John Garvey, president of The Catholic University of America in Washington, D.C., wrote an op-ed piece for The Wall Street Journal this week. In it, he announced that starting next year, all freshmen at his school would live in single-sex dormitories. The following year it will be all sophomores and freshmen, and so on until there are only single-sex dorms at Catholic U.
While the news isn't worthy of national headlines, it is noteworthy nonetheless. Garvey calls the decision "countercultural," and sadly, it is. He writes that over 90 percent of housing on college campuses is now coed.
Garvey cites studies that point to a link between coed dorms and the two primary scourges of college life: binge-drinking and hooking up. According to Christopher Kaczor at Loyola Marymount, 41.5 percent of students in coed dorms report weekly binge-drinking compared to 17.6 percent for those in single-sex dorms. Students in coed housing (55.7 percent) are much more likely to have had a sexual partner in the last year than those in single-sex dorms (36.8 percent).

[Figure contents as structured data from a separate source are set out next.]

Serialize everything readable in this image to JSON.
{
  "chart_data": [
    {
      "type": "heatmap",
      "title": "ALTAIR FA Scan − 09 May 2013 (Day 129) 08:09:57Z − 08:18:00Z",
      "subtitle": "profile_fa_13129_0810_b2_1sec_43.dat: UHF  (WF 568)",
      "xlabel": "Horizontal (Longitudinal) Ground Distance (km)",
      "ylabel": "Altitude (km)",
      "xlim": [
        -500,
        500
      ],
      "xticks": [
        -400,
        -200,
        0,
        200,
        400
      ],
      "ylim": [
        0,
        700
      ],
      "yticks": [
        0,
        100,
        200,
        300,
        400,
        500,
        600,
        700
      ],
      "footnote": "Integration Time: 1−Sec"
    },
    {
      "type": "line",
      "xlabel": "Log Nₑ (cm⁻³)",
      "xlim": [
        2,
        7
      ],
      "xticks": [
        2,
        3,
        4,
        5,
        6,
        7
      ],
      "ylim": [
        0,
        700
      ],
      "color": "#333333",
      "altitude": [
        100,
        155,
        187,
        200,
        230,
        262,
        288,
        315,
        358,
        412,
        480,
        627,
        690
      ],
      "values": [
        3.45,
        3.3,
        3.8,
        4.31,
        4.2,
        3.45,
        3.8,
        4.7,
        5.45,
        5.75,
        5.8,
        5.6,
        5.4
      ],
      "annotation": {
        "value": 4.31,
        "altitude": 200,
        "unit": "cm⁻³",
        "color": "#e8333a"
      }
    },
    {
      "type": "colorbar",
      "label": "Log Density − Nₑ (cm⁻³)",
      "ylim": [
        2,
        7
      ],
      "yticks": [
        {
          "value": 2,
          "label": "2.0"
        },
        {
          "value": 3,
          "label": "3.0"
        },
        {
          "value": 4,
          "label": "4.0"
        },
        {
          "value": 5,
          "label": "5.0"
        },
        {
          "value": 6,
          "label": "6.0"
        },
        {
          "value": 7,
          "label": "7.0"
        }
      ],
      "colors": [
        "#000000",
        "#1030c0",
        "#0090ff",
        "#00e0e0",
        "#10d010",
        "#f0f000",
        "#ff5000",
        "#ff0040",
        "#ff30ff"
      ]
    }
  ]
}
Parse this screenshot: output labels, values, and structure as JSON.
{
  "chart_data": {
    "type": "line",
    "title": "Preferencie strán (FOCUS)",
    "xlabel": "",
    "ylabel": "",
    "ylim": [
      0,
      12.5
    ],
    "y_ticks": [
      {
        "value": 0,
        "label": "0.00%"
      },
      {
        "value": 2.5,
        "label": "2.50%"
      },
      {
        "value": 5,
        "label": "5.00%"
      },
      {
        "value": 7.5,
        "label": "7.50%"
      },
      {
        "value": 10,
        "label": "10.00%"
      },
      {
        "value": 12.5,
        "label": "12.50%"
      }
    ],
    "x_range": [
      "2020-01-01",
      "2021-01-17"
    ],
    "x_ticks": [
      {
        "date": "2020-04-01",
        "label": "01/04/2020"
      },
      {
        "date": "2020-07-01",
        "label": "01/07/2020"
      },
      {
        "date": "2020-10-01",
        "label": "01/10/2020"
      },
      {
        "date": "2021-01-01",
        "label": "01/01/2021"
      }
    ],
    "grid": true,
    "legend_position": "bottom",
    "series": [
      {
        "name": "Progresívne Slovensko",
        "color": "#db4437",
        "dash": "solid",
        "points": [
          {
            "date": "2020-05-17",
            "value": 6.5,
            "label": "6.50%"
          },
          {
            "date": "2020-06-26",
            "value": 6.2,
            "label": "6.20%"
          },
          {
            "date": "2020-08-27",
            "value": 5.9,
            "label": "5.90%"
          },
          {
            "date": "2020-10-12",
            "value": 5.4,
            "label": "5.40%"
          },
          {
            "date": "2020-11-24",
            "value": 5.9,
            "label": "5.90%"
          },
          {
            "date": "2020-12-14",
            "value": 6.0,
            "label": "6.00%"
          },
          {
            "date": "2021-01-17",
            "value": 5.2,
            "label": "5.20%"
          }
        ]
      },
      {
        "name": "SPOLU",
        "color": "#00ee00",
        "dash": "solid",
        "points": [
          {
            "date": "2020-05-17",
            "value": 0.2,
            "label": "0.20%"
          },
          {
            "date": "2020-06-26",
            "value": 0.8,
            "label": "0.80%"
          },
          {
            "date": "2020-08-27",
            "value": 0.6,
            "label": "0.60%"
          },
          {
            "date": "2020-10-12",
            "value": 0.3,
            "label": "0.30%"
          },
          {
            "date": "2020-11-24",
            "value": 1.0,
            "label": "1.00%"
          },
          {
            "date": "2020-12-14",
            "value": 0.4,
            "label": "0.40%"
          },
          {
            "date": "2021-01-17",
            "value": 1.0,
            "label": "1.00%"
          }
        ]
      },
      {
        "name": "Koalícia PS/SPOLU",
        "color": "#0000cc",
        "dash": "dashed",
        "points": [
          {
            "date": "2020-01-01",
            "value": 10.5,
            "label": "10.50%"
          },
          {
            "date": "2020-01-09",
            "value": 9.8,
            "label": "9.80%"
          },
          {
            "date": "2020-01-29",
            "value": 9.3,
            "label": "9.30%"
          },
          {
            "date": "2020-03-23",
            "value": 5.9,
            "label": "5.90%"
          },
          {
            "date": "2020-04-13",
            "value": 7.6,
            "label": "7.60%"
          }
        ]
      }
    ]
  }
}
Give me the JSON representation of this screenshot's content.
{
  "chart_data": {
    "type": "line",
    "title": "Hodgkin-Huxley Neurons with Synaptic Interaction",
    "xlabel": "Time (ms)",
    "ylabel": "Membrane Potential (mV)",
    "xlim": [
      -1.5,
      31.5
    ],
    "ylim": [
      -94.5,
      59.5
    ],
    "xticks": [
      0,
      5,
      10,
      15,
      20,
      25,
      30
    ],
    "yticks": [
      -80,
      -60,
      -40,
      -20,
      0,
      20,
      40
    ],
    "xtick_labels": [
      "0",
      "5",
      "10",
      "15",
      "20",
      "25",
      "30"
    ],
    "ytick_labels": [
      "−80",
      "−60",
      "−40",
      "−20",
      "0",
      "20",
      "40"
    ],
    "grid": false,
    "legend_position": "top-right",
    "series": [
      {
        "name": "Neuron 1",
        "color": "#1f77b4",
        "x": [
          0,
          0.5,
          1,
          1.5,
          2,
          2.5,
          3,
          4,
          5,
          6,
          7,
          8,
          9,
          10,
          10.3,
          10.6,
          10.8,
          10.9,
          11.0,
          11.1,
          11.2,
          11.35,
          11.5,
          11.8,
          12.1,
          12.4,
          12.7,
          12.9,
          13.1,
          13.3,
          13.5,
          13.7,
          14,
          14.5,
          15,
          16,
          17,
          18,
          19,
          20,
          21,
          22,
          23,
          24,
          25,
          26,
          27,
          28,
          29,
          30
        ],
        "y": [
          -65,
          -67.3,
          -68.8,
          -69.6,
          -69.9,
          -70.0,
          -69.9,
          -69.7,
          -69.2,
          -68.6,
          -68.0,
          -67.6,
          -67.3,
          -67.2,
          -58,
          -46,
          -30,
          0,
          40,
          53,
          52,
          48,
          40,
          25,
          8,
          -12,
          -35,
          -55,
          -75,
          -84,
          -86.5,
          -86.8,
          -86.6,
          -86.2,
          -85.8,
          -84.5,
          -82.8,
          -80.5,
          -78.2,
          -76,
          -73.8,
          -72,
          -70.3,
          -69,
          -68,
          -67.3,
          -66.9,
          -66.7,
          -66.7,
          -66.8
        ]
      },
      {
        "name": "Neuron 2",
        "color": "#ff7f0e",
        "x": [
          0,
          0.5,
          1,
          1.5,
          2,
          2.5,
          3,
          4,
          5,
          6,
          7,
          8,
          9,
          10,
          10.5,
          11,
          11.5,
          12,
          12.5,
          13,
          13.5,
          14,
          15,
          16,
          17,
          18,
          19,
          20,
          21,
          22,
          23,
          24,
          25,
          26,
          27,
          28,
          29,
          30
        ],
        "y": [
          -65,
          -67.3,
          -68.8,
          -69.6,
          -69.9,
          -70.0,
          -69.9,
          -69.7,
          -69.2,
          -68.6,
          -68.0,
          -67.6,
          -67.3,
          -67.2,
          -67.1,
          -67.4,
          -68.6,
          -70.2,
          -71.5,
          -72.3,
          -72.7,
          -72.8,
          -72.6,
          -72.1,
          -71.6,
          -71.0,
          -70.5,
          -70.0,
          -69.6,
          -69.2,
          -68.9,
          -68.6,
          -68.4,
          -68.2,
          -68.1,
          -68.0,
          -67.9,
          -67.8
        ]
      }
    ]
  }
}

Garvey calls his plan to return to single-sex housing "a slightly old-fashioned remedy" for these problems.
Author Judith Reisman, perhaps the foremost expert on "sexologist" Alfred Kinsey's flawed and phony "research," has written a book titled Sexual Sabotage: How One Mad Scientist Unleashed a Plague of Corruption and Contagion on America. In it she details how Kinsey's ideas-that children are sexual beings from birth, that early sexuality should be encouraged, and that sexuality should be divorced from morality-took hold and transformed America. Kinsey is responsible for starting and spreading the insidious notion that sexual appetites should not be restrained (borne of his own perversions), and that to do so is "old-fashioned."
Before Kinsey and the sexual revolution of the 1960s, coed dorms would have been unthinkable, for good (and obvious) reasons.
I applaud President Garvey and Catholic University for taking a step in the right direction on an issue that's not even considered an issue anymore. Let's hope other colleges and universities follow suit.